Guide to Professional Development of
Out-of-School Science Activity Leaders

From the National Partnership for After School Science (NPASS)

NPASS

Roles for Activity Leaders

The links on this page provide everything needed to present a 30-minute, adult-learning session exploring how the roles adopted by activity leaders can affect their interactions with youth.

This session includes three skits to be acted out and discussed by participants. Each skit takes place in the same informal learning setting, but the activity leader takes on a different role with the children. The first skit represents an activity leader who acts as a sage on the stage. This activity leader sees himself as the focus of attention and the provider of knowledge to the children or youth. The second skit represents a guide on the side approach. This skit helps show how a thoughtful facilitator can encourage thinking and investigating in children or youth. Participants then discuss the effectiveness and contrast between adopting these two approaches. The third skit features an activity leader who acts as an entertainer—still a sage on the stage, but more dramatic and engaging to children. This can be a very common role adopted by out-of-school activity leaders. The discussion after the third skit provides an opportunity for activity leaders to think about and discuss the merits and disadvantages of this approach, and to evaluate how roles they adopt, either consciously or unconsciously, may affect children or youth in their activity sessions. Although making these role distinctions is useful to illustrate the range of approaches seen in out-of-school settings, they are not mutually exclusive. The activity leaders in the skits represent stereotypical roles, but in actuality, activity-leading takes place along a continuum that incorporates and combines many different approaches, depending on the activity. The message emphasized in this session is that being a guide on the side as much as possible, will allow for youth to engage in making sense of their experiences and truly benefit from science activities in the out-of-school setting.

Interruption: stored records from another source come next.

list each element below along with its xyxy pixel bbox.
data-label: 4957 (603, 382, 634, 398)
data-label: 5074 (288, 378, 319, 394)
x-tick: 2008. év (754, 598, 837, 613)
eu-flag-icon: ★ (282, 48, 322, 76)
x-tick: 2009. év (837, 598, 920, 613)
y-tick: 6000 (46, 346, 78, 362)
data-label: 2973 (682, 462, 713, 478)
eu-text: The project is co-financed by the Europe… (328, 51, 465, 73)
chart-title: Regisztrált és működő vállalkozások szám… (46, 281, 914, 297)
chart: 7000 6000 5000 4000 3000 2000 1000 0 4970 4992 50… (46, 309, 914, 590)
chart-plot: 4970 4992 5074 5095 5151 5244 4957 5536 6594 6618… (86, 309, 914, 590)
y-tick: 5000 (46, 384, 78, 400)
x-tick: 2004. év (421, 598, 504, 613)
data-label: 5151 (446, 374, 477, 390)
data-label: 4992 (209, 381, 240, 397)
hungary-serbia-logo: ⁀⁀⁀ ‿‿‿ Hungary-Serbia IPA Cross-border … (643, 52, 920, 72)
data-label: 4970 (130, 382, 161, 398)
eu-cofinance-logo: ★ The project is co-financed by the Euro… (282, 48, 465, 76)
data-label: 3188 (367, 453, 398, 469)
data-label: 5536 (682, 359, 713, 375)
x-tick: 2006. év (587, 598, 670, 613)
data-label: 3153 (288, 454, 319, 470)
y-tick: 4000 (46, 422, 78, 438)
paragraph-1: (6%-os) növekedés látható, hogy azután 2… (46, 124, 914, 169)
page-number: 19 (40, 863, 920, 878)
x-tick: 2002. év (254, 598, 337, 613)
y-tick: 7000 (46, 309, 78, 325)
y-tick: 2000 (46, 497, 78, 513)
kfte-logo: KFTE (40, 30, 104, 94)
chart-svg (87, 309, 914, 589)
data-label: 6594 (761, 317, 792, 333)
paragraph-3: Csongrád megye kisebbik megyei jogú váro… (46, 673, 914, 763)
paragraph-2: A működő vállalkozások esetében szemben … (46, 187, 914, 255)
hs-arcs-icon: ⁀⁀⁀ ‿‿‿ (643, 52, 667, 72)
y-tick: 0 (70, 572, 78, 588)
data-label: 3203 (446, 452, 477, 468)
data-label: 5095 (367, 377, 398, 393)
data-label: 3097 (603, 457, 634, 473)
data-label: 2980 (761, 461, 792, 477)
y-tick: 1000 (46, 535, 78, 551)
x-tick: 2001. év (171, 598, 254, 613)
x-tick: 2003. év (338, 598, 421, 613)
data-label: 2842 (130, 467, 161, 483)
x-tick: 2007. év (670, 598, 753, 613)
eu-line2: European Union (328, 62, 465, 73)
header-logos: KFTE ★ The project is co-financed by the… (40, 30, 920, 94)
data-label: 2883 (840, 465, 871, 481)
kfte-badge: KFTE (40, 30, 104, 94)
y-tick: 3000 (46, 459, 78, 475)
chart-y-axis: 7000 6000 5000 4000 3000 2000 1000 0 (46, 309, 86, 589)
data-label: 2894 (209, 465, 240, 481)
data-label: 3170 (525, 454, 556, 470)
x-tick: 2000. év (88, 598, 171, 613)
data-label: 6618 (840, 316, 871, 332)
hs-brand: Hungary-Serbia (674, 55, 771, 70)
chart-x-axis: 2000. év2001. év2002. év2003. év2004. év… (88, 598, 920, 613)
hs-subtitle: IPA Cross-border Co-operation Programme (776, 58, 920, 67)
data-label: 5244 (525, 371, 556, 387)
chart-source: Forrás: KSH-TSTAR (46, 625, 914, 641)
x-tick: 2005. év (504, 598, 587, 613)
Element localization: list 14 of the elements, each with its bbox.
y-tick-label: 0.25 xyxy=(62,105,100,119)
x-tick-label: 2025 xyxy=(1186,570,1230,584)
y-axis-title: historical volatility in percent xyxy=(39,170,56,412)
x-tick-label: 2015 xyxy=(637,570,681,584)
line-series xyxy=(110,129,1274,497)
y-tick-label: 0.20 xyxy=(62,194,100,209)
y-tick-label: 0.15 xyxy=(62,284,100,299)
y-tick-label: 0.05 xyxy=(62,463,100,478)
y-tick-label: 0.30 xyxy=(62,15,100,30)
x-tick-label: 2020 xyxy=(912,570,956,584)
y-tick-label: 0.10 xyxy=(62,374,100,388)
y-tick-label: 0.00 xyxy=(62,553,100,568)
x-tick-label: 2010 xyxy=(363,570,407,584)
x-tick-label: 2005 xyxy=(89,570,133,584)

Note: This session can be effectively combined with the Questioning Strategies session to make an hour-long session on questioning strategies and the role of an activity leader. If you have already presented the Questioning Strategies session to your participants, the debrief discussion led with participants after each skit can be used as an example of the Discussion Map as introduced in the Questioning Strategies session. The skits can also be examined with a focus on usage of broad and focused questions.